Morning Star News | March 30, 2020
Police in southern India’s Tamil Nadu state rushed to a slum where Christians were providing food and other aid earlier this month and detained them on false charges of forcible conversion, sources said.
Marakkanam police in Viluppuram District humiliated the Christians, including the presbyter of the Viluppuram Church of South India, accusing them in coarse language of trying to fraudulently convert the poor in the guise of providing basic necessities, said the church’s pastor, the Rev. Perumal Kanagaraj.
Shortly after Pastor Kanagaraj and about 30 young adults from the church arrived from Viluppuram to the nearby slum area of Anumandai village on March 8, a member of the Hindu Munnani extremist group showed up and began uttering obscenities at them, the church leader said.

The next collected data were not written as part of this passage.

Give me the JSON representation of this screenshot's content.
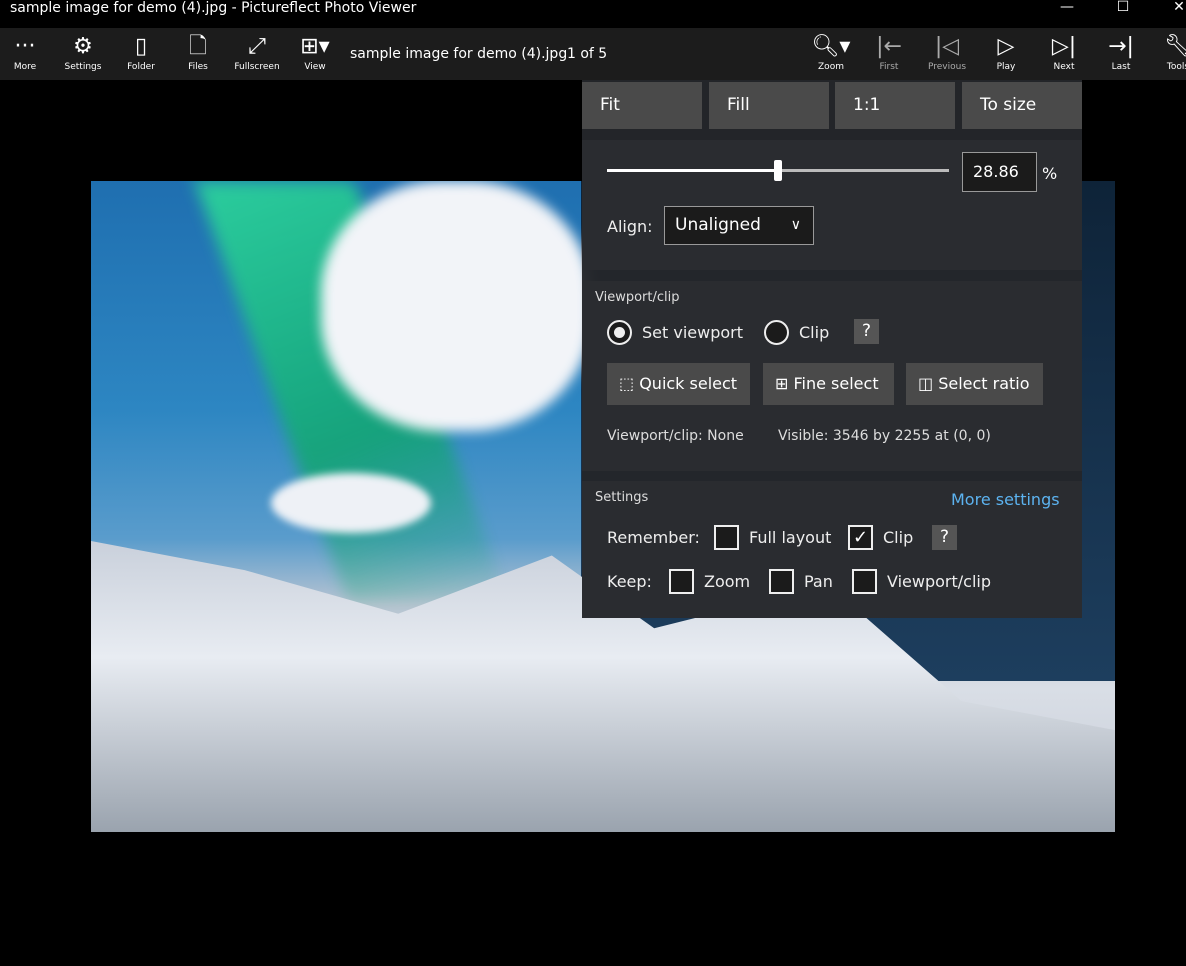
{
  "window": {
    "title": "sample image for demo (4).jpg - Pictureflect Photo Viewer",
    "minimize": "—",
    "maximize": "☐",
    "close": "✕"
  },
  "toolbar": {
    "left": [
      {
        "label": "More",
        "icon": "more-icon",
        "glyph": "···"
      },
      {
        "label": "Settings",
        "icon": "gear-icon",
        "glyph": "⚙"
      },
      {
        "label": "Folder",
        "icon": "folder-icon",
        "glyph": "▯"
      },
      {
        "label": "Files",
        "icon": "files-icon",
        "glyph": "🗋"
      },
      {
        "label": "Fullscreen",
        "icon": "fullscreen-icon",
        "glyph": "⤢"
      },
      {
        "label": "View",
        "icon": "view-grid-icon",
        "glyph": "⊞▾"
      }
    ],
    "file_name": "sample image for demo (4).jpg",
    "position": "1 of 5",
    "right": [
      {
        "label": "Zoom",
        "icon": "zoom-icon",
        "glyph": "🔍︎▾"
      },
      {
        "label": "First",
        "icon": "first-icon",
        "glyph": "|←",
        "disabled": true
      },
      {
        "label": "Previous",
        "icon": "previous-icon",
        "glyph": "|◁",
        "disabled": true
      },
      {
        "label": "Play",
        "icon": "play-icon",
        "glyph": "▷"
      },
      {
        "label": "Next",
        "icon": "next-icon",
        "glyph": "▷|"
      },
      {
        "label": "Last",
        "icon": "last-icon",
        "glyph": "→|"
      },
      {
        "label": "Tools",
        "icon": "wrench-icon",
        "glyph": "🔧︎"
      }
    ]
  },
  "zoom_panel": {
    "modes": [
      "Fit",
      "Fill",
      "1:1",
      "To size"
    ],
    "zoom_value": "28.86",
    "zoom_unit": "%",
    "slider_fraction": 0.5,
    "align_label": "Align:",
    "align_value": "Unaligned",
    "viewport": {
      "heading": "Viewport/clip",
      "radio_set_viewport": "Set viewport",
      "radio_clip": "Clip",
      "selected": "Set viewport",
      "help": "?",
      "buttons": [
        "Quick select",
        "Fine select",
        "Select ratio"
      ],
      "status_label": "Viewport/clip:",
      "status_value": "None",
      "visible": "Visible: 3546 by 2255 at (0, 0)"
    },
    "settings": {
      "heading": "Settings",
      "more_link": "More settings",
      "remember_label": "Remember:",
      "full_layout": "Full layout",
      "full_layout_checked": false,
      "clip": "Clip",
      "clip_checked": true,
      "help": "?",
      "keep_label": "Keep:",
      "zoom": "Zoom",
      "pan": "Pan",
      "viewport_clip": "Viewport/clip"
    }
  },
  "colors": {
    "accent_link": "#5cb3f0",
    "button": "#4a4a4a",
    "panel": "#2a2c30"
  }
}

“The Hindu Munnani activist soon lost his cool and started beating the youth missionaries while he continued abusing them in extremely foul language,” Pastor Kanagaraj said. “Within no time the crowd started gathering, and he held us up there and was not letting us move.”
When the Christians began to call police, the Hindu nationalist told them he had already filed a police complaint against them, and that he would put them behind bars at any cost, he said.
“We told the person, ‘Brother, you don’t like it that we are coming here. It is fine. We will leave,’” but he threatened us, that if we left from the place we would be burnt alive,” Pastor Kanagaraj told Morning Star News. “He was getting more and more aggressive.”
The Christians were shocked when police arrived and took them into custody, he said.
“They spoke ill about Christianity and slapped us as we stood there in the police station helplessly,” Pastor Kanagaraj said. “We requested that the police not lodge any cases against the [Christian] youths, fearing police cases would affect their careers.”